1250 c-47s would be about 16 miles if laid end to end. Three columns, just over five miles each. That leaves 294 miles of space for gliders and group separation,
Still a big bunch of planes though.
That is great. I think I have Reagan’s speech as one of my links. I would love to work that into my narrative.
At jump school in 1972, we were still in some of the old wooden barracks.
Many of those C47’s made three round trips.
I had not realized that. But of course if each has a stick of 11, then at most 13,350 are dropped on the continent the first time around.
Affectionately known as Splinter Village. They were still using them to house junior NCOs when I was there from 79-82.
Splinter Village, that’s pretty good, is there any history for them?
Benning was also where I saw my first concrete barracks I guess it was the last week, or last few days or something. I preferred the old open bay wooden barracks.

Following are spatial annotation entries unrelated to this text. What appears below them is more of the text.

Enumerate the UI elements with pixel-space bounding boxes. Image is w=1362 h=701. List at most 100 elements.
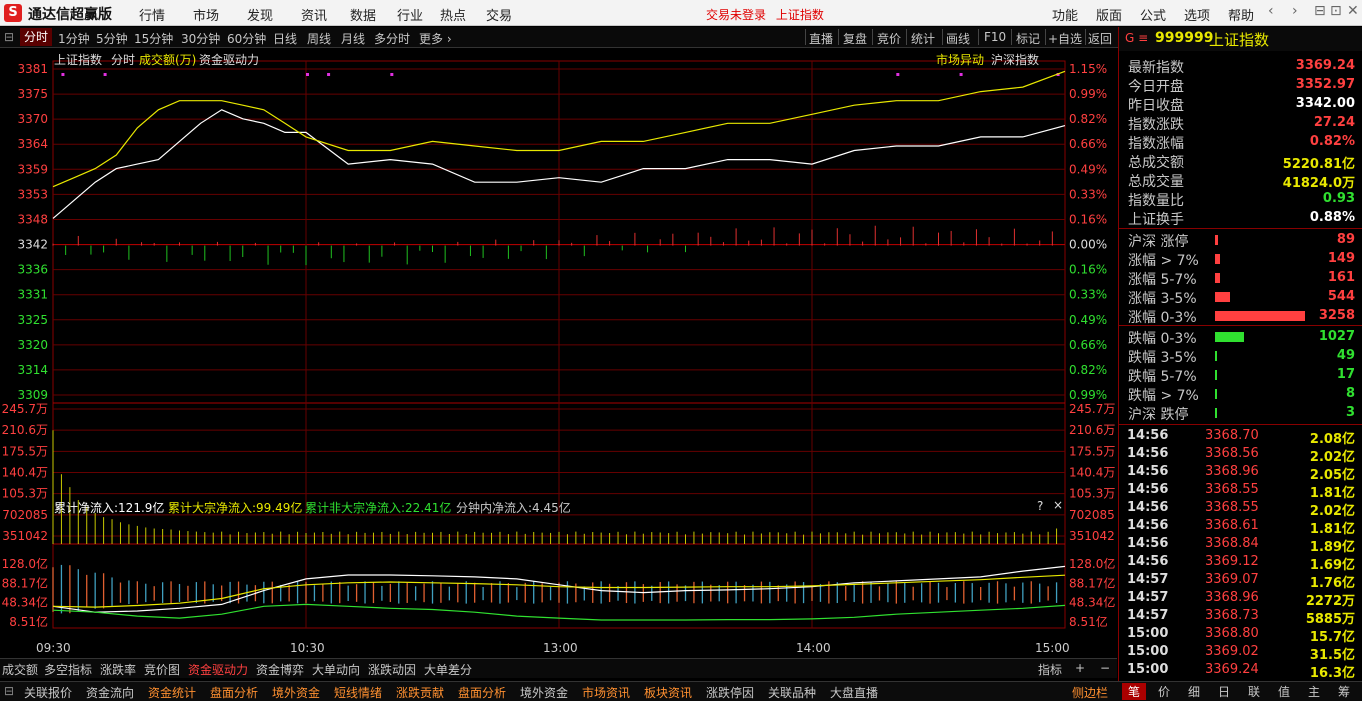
tick-row[interactable]: 14:56 3369.12 1.69亿 [1119, 553, 1362, 573]
zoom-in-icon[interactable]: + [1075, 661, 1085, 675]
period-1min[interactable]: 1分钟 [58, 30, 90, 47]
quote-tab[interactable]: 价 [1152, 683, 1176, 700]
forward-icon[interactable]: › [1292, 3, 1298, 19]
quote-tab[interactable]: 日 [1212, 683, 1236, 700]
tick-row[interactable]: 14:56 3368.61 1.81亿 [1119, 517, 1362, 537]
sidebar-toggle[interactable]: 侧边栏 [1072, 684, 1108, 701]
period-5min[interactable]: 5分钟 [96, 30, 128, 47]
btn-add-watchlist[interactable]: +自选 [1048, 30, 1082, 47]
close-icon[interactable]: ✕ [1347, 3, 1359, 19]
status-link[interactable]: 境外资金 [520, 684, 568, 701]
login-status-text[interactable]: 交易未登录 [706, 8, 766, 22]
login-status[interactable]: 交易未登录 上证指数 [706, 6, 824, 23]
tick-row[interactable]: 14:57 3368.96 2272万 [1119, 589, 1362, 609]
status-link[interactable]: 短线情绪 [334, 684, 382, 701]
menu-shichang[interactable]: 市场 [193, 5, 219, 24]
quote-tab[interactable]: 联 [1242, 683, 1266, 700]
tick-row[interactable]: 14:56 3368.56 2.02亿 [1119, 445, 1362, 465]
tab-large-order-diff[interactable]: 大单差分 [424, 661, 472, 678]
status-link[interactable]: 大盘直播 [830, 684, 878, 701]
period-more[interactable]: 更多 › [419, 30, 452, 47]
status-link[interactable]: 盘面分析 [458, 684, 506, 701]
quote-tab[interactable]: 细 [1182, 683, 1206, 700]
period-30min[interactable]: 30分钟 [181, 30, 220, 47]
menu-hangye[interactable]: 行业 [397, 5, 423, 24]
status-link[interactable]: 板块资讯 [644, 684, 692, 701]
menu-hangqing[interactable]: 行情 [139, 5, 165, 24]
status-link[interactable]: 涨跌停因 [706, 684, 754, 701]
tab-rise-fall-cause[interactable]: 涨跌动因 [368, 661, 416, 678]
tab-long-short[interactable]: 多空指标 [44, 661, 92, 678]
chart-area[interactable]: 3381 1.15% 3375 0.99% 3370 0.82% 3364 0.66% 3359… [0, 48, 1117, 658]
quote-tab[interactable]: 筹 [1332, 683, 1356, 700]
chart-canvas[interactable]: 3381 1.15% 3375 0.99% 3370 0.82% 3364 0.66% 3359… [0, 48, 1117, 658]
tick-row[interactable]: 14:57 3368.73 5885万 [1119, 607, 1362, 627]
period-week[interactable]: 周线 [307, 30, 331, 47]
menu-faxian[interactable]: 发现 [247, 5, 273, 24]
minimize-icon[interactable]: ⊟ [1314, 3, 1326, 19]
status-link[interactable]: 境外资金 [272, 684, 320, 701]
menu-gongneng[interactable]: 功能 [1052, 5, 1078, 24]
tick-row[interactable]: 14:56 3368.84 1.89亿 [1119, 535, 1362, 555]
indicator-fund-drive[interactable]: 资金驱动力 [199, 51, 259, 68]
quote-tab[interactable]: 笔 [1122, 683, 1146, 700]
status-link[interactable]: 关联品种 [768, 684, 816, 701]
menu-gongshi[interactable]: 公式 [1140, 5, 1166, 24]
status-link[interactable]: 市场资讯 [582, 684, 630, 701]
btn-fupan[interactable]: 复盘 [843, 30, 867, 47]
security-menu-icon[interactable]: G ≡ [1125, 31, 1148, 45]
tab-large-order-trend[interactable]: 大单动向 [312, 661, 360, 678]
period-multi[interactable]: 多分时 [374, 30, 410, 47]
menu-zixun[interactable]: 资讯 [301, 5, 327, 24]
btn-tongji[interactable]: 统计 [911, 30, 935, 47]
tick-row[interactable]: 14:57 3369.07 1.76亿 [1119, 571, 1362, 591]
close-panel-icon[interactable]: × [1053, 498, 1063, 512]
zoom-out-icon[interactable]: − [1100, 661, 1110, 675]
tab-fund-drive[interactable]: 资金驱动力 [188, 661, 248, 678]
btn-huaxian[interactable]: 画线 [946, 30, 970, 47]
back-icon[interactable]: ‹ [1268, 3, 1274, 19]
indicator-button[interactable]: 指标 [1038, 661, 1062, 678]
tick-row[interactable]: 14:56 3368.55 2.02亿 [1119, 499, 1362, 519]
tick-row[interactable]: 15:00 3368.80 15.7亿 [1119, 625, 1362, 645]
tab-auction-chart[interactable]: 竞价图 [144, 661, 180, 678]
period-fenshi[interactable]: 分时 [20, 28, 53, 46]
period-60min[interactable]: 60分钟 [227, 30, 266, 47]
menu-redian[interactable]: 热点 [440, 5, 466, 24]
tick-row[interactable]: 14:56 3368.96 2.05亿 [1119, 463, 1362, 483]
maximize-icon[interactable]: ⊡ [1330, 3, 1342, 19]
status-link[interactable]: 资金流向 [86, 684, 134, 701]
btn-zhibo[interactable]: 直播 [809, 30, 833, 47]
tick-row[interactable]: 15:00 3369.02 31.5亿 [1119, 643, 1362, 663]
menu-jiaoyi[interactable]: 交易 [486, 5, 512, 24]
tick-row[interactable]: 14:56 3368.55 1.81亿 [1119, 481, 1362, 501]
collapse-icon[interactable]: ⊟ [4, 30, 14, 44]
btn-jingjia[interactable]: 竞价 [877, 30, 901, 47]
help-icon[interactable]: ? [1037, 499, 1043, 513]
btn-back[interactable]: 返回 [1088, 30, 1112, 47]
period-day[interactable]: 日线 [273, 30, 297, 47]
tab-rise-fall-rate[interactable]: 涨跌率 [100, 661, 136, 678]
quote-tab[interactable]: 值 [1272, 683, 1296, 700]
statusbar-menu-icon[interactable]: ⊟ [4, 684, 14, 698]
status-link[interactable]: 涨跌贡献 [396, 684, 444, 701]
tick-row[interactable]: 15:00 3369.24 16.3亿 [1119, 661, 1362, 681]
indicator-turnover[interactable]: 成交额(万) [139, 51, 196, 68]
tab-turnover[interactable]: 成交额 [2, 661, 38, 678]
tick-row[interactable]: 14:56 3368.70 2.08亿 [1119, 427, 1362, 447]
period-month[interactable]: 月线 [341, 30, 365, 47]
link-hushen-index[interactable]: 沪深指数 [991, 51, 1039, 68]
menu-xuanxiang[interactable]: 选项 [1184, 5, 1210, 24]
status-link[interactable]: 关联报价 [24, 684, 72, 701]
tab-fund-game[interactable]: 资金博弈 [256, 661, 304, 678]
btn-f10[interactable]: F10 [984, 30, 1006, 44]
menu-banmian[interactable]: 版面 [1096, 5, 1122, 24]
link-market-anomaly[interactable]: 市场异动 [936, 51, 984, 68]
status-link[interactable]: 资金统计 [148, 684, 196, 701]
menu-bangzhu[interactable]: 帮助 [1228, 5, 1254, 24]
status-link[interactable]: 盘面分析 [210, 684, 258, 701]
period-15min[interactable]: 15分钟 [134, 30, 173, 47]
quote-tab[interactable]: 主 [1302, 683, 1326, 700]
btn-biaoji[interactable]: 标记 [1016, 30, 1040, 47]
menu-shuju[interactable]: 数据 [350, 5, 376, 24]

Splinter Village is now home to the various post facilities like housing, finance, etc. A mini-mall of Army bureaucracy, basically, but at least it’s all in one place.
I stopped by there in 2002 after watching my son graduate from Airborne School. All of those old barracks are gone now- nothing left but a few bricks from the chimney stacks. The company street was even pulled up. A damned shame. That place has some real history attached to it. It's the same locale where Infantry OCS was based during WWII.
I would lay on my bunk in those wooden barracks and think about the history of what we were doing.
I can get a little lost in my thoughts on history at times, and was shocked when our bus pulled up to the black hats for the jump part, and they all seemed to have heavy German accents, it was pretty funny for me, being barked at by Krauts, you “vill leeve” the bus, now!!!.
LOL. Well, they did have the mannerisms down for that. I remember them popping out of nowhere from the scrub on Fyrar DZ and yelling at us to double time off the drop zone.